Tensor-based techniques for fast discretization and solution of 3D elliptic equations with random coefficients

Abstract: In this paper, we propose and analyze the numerical algorithms for fast solution of periodic elliptic problems in random media in $\mathbb{R}^d$, $d=2,3$. We consider the stochastic realizations using checkerboard configuration of the equation coefficients built on a large $L \times L \times L$ lattice, where $L$ is the size of representative volume elements. The Kronecker tensor product scheme is introduced for fast generation of the stiffness matrix for FDM discretization on a tensor grid. We describe tensor techniques for the construction of the low Kronecker rank spectrally equivalent preconditioner in periodic setting to be used in the framework of PCG iteration.

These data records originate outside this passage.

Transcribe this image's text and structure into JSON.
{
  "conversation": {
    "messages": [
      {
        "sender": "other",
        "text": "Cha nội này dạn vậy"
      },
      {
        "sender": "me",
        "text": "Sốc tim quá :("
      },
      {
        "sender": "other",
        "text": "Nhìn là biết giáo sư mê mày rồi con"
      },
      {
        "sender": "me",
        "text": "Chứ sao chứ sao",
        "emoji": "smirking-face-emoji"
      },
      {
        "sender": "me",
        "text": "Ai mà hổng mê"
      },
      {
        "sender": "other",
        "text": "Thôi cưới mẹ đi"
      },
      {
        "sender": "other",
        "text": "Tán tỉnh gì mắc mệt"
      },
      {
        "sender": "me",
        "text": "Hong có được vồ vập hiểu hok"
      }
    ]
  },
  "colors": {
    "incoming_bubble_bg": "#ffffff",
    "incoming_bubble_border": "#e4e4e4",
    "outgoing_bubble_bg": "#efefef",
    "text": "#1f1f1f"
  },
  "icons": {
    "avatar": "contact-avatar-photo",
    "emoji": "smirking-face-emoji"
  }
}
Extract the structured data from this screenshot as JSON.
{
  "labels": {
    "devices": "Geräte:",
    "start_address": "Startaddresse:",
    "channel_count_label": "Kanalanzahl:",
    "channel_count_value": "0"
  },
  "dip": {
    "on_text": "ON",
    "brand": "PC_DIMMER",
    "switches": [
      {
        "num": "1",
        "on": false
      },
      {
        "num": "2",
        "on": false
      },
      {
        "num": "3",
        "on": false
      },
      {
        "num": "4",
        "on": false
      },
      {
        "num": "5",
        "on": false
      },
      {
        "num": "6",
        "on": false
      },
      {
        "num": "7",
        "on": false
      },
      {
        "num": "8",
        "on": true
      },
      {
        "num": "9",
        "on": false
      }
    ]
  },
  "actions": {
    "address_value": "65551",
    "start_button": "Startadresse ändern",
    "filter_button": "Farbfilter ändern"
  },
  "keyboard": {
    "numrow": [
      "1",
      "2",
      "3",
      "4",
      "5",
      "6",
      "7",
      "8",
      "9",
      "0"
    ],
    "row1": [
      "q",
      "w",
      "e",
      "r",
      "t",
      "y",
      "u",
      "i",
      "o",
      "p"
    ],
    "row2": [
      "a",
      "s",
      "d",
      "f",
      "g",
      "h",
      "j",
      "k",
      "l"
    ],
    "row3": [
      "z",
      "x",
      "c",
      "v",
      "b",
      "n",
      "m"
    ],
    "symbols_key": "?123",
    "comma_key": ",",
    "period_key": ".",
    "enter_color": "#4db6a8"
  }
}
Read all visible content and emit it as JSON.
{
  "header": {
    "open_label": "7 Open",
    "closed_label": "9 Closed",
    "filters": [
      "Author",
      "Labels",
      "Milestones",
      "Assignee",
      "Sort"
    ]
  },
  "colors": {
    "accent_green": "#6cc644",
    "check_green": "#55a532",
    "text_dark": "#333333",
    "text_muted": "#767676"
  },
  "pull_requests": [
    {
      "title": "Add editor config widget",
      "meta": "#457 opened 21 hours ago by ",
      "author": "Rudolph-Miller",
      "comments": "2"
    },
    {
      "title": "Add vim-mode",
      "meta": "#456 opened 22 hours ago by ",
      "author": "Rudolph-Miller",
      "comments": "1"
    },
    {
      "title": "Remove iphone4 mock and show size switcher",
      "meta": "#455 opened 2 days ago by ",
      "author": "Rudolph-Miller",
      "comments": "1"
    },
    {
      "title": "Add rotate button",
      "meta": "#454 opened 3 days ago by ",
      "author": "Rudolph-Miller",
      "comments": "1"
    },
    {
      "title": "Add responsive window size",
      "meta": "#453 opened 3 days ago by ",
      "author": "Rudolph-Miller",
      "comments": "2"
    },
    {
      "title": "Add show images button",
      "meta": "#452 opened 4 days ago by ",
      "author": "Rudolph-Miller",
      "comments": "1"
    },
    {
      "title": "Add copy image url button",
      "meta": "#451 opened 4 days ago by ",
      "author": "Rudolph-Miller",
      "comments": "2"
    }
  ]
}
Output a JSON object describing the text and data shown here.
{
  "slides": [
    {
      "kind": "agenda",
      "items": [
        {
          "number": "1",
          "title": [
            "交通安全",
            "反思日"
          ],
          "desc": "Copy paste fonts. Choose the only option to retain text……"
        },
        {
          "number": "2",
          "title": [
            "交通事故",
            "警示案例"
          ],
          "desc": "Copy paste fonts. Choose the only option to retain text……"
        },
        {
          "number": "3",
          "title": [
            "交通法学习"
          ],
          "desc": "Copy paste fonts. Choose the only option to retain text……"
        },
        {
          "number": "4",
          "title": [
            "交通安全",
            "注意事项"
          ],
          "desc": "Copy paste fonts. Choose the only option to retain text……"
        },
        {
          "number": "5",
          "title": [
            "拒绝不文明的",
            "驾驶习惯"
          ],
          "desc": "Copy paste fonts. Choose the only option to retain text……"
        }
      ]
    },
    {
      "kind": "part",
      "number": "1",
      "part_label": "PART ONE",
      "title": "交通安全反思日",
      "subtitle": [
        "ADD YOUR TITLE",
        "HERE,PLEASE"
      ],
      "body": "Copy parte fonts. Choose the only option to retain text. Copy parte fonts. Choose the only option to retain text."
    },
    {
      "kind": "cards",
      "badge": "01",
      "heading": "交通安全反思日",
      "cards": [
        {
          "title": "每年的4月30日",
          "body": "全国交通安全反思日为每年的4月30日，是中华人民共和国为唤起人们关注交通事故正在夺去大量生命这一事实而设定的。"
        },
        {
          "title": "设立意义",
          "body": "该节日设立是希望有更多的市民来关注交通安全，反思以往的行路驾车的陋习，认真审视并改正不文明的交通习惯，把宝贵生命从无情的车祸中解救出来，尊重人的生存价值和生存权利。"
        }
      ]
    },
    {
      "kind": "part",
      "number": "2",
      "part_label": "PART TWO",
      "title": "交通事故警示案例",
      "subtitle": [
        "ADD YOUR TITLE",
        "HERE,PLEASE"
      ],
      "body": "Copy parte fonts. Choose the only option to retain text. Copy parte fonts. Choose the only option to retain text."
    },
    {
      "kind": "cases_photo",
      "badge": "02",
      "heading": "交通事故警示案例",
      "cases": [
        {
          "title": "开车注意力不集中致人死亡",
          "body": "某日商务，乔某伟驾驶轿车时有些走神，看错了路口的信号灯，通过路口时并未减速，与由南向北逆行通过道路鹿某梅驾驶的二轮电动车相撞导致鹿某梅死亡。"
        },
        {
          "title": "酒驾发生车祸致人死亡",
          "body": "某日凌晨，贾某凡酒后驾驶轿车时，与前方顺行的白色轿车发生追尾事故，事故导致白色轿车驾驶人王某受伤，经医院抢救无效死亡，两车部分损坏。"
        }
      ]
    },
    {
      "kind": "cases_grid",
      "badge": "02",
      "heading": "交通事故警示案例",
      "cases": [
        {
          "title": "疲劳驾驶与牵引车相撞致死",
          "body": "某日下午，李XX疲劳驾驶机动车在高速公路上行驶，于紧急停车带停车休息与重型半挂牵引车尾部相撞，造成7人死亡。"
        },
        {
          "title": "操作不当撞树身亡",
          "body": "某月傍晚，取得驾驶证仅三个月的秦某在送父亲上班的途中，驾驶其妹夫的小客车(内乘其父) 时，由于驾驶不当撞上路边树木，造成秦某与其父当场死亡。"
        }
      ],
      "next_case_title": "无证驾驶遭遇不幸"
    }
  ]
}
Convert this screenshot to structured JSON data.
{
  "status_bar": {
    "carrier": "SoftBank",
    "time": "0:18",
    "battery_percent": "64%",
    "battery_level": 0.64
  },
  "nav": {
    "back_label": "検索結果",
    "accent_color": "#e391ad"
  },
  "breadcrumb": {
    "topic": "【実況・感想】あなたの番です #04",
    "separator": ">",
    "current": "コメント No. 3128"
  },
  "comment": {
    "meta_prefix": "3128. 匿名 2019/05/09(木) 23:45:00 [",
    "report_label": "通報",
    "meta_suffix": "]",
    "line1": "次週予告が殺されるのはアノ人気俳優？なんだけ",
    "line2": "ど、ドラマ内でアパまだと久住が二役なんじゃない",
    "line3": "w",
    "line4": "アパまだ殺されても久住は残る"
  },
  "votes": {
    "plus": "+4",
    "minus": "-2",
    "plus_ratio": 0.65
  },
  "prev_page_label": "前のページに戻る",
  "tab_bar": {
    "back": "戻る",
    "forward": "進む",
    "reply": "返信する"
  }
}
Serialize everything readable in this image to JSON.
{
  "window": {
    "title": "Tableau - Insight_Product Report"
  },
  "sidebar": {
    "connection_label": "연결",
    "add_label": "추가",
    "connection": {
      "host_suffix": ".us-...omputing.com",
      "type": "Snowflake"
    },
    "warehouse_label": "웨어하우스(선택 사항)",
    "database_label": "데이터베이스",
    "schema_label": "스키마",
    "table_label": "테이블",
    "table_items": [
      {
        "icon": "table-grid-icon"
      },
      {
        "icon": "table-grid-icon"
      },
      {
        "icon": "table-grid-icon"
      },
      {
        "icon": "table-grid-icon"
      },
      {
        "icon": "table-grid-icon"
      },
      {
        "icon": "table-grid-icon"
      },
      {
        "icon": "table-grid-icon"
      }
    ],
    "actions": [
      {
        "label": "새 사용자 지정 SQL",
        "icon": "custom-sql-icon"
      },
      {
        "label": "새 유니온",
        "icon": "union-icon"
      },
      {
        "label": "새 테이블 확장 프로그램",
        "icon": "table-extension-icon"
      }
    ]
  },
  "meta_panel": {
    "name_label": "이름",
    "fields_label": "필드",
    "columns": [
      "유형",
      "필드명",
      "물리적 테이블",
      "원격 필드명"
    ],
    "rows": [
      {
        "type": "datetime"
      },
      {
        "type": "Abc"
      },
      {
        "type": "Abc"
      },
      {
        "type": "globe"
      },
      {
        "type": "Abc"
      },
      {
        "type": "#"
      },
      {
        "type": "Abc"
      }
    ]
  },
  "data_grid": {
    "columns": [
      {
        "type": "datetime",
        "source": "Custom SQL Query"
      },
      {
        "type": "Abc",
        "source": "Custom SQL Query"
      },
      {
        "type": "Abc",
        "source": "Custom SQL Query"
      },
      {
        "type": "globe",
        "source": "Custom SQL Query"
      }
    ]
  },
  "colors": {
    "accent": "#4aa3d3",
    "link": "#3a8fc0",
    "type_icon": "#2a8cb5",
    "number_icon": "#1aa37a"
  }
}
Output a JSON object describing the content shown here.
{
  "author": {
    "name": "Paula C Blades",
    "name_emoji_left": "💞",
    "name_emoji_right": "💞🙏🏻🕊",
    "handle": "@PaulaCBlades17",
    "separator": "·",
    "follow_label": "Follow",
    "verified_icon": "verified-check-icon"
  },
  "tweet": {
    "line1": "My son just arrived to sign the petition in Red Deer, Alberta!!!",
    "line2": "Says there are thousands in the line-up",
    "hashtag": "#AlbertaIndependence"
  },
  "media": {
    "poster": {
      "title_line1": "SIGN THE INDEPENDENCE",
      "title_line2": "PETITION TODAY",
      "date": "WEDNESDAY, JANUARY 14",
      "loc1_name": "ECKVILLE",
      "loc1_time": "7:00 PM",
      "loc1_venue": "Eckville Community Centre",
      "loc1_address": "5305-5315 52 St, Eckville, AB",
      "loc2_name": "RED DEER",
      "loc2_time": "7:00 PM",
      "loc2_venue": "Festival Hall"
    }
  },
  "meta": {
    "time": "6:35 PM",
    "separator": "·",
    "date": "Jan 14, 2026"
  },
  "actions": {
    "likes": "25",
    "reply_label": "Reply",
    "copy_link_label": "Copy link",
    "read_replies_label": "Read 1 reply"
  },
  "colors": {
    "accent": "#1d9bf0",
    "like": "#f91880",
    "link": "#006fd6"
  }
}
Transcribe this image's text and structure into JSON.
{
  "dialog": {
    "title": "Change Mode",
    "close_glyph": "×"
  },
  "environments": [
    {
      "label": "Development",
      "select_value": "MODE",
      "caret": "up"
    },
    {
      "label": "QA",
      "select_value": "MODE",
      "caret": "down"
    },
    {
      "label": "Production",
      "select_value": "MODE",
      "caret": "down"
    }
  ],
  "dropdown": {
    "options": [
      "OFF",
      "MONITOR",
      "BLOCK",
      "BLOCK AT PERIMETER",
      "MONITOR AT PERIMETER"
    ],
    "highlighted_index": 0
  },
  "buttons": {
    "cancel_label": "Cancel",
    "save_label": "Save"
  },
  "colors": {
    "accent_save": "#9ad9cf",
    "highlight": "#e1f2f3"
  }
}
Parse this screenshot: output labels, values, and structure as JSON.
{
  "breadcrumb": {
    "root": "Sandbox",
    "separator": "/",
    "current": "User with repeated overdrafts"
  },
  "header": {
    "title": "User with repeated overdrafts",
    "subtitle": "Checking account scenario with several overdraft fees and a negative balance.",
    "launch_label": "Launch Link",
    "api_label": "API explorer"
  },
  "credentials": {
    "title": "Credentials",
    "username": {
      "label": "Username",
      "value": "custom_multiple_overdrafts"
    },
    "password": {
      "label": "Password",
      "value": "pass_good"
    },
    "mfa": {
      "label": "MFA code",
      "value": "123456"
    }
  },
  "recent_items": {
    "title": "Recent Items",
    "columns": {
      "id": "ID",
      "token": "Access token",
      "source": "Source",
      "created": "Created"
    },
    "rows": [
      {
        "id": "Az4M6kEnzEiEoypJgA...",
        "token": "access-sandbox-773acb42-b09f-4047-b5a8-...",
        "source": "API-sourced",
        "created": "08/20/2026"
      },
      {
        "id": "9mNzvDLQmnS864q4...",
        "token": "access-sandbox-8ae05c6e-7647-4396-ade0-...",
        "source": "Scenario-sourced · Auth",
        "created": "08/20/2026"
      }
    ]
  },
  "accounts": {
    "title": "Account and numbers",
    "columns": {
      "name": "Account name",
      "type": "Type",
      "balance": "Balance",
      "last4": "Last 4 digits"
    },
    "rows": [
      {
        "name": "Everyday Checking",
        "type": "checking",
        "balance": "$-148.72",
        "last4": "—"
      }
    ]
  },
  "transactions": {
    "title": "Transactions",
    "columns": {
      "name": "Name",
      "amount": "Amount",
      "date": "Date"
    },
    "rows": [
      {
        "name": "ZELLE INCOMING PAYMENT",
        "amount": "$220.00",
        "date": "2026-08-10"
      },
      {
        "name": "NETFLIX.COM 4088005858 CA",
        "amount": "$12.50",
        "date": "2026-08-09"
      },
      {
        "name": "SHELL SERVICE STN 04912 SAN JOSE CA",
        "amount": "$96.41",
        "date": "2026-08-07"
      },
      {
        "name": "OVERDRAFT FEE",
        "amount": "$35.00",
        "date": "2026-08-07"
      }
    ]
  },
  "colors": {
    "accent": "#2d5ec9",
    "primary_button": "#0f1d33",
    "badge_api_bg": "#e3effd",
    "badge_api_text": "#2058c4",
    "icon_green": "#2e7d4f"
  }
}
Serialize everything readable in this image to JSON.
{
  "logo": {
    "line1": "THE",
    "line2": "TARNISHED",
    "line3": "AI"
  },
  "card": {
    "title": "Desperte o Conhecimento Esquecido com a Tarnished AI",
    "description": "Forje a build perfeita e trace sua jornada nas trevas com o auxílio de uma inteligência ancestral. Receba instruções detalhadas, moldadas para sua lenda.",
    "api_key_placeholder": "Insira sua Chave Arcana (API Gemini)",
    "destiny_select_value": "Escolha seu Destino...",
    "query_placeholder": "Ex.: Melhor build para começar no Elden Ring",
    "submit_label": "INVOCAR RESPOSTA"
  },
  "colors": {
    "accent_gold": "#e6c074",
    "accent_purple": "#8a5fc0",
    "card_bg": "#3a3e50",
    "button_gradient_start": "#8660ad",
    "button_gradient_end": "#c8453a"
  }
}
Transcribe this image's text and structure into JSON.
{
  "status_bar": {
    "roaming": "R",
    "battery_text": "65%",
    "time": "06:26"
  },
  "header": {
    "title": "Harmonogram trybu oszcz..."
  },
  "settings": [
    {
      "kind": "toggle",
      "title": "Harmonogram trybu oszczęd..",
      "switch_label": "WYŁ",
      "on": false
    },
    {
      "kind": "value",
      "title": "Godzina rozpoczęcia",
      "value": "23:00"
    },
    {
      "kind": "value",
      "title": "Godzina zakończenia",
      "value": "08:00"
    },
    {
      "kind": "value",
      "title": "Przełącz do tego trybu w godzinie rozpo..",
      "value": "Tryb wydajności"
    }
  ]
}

In our construction the diagonal matrix of the discrete Laplacian inverse represented in the Fourier basis is reshaped into a 3D tensor, which is then approximated by a low-rank canonical tensor, calculated by the multigrid Tucker-to-canonical tensor transform. The FDM discretization scheme on a tensor grid is described in detail, and the computational characteristics in terms of $L$ for the 3D Matlab implementation of the PCG iteration are illustrated. The present work continues the developments in [22], where the numerical primer to study the asymptotic convergence rate vs. $L$ for the homogenized matrix for 2D elliptic PDEs with random coefficients was investigated numerically. The presented elliptic problem solver can be applied for calculation of long sequences of stochastic realizations in numerical analysis of 3D stochastic homogenization problems, for solving 3D quasi-periodic geometric homogenization problems, as well as in the numerical simulation of dynamical many body interaction processes and multi-particle electrostatics.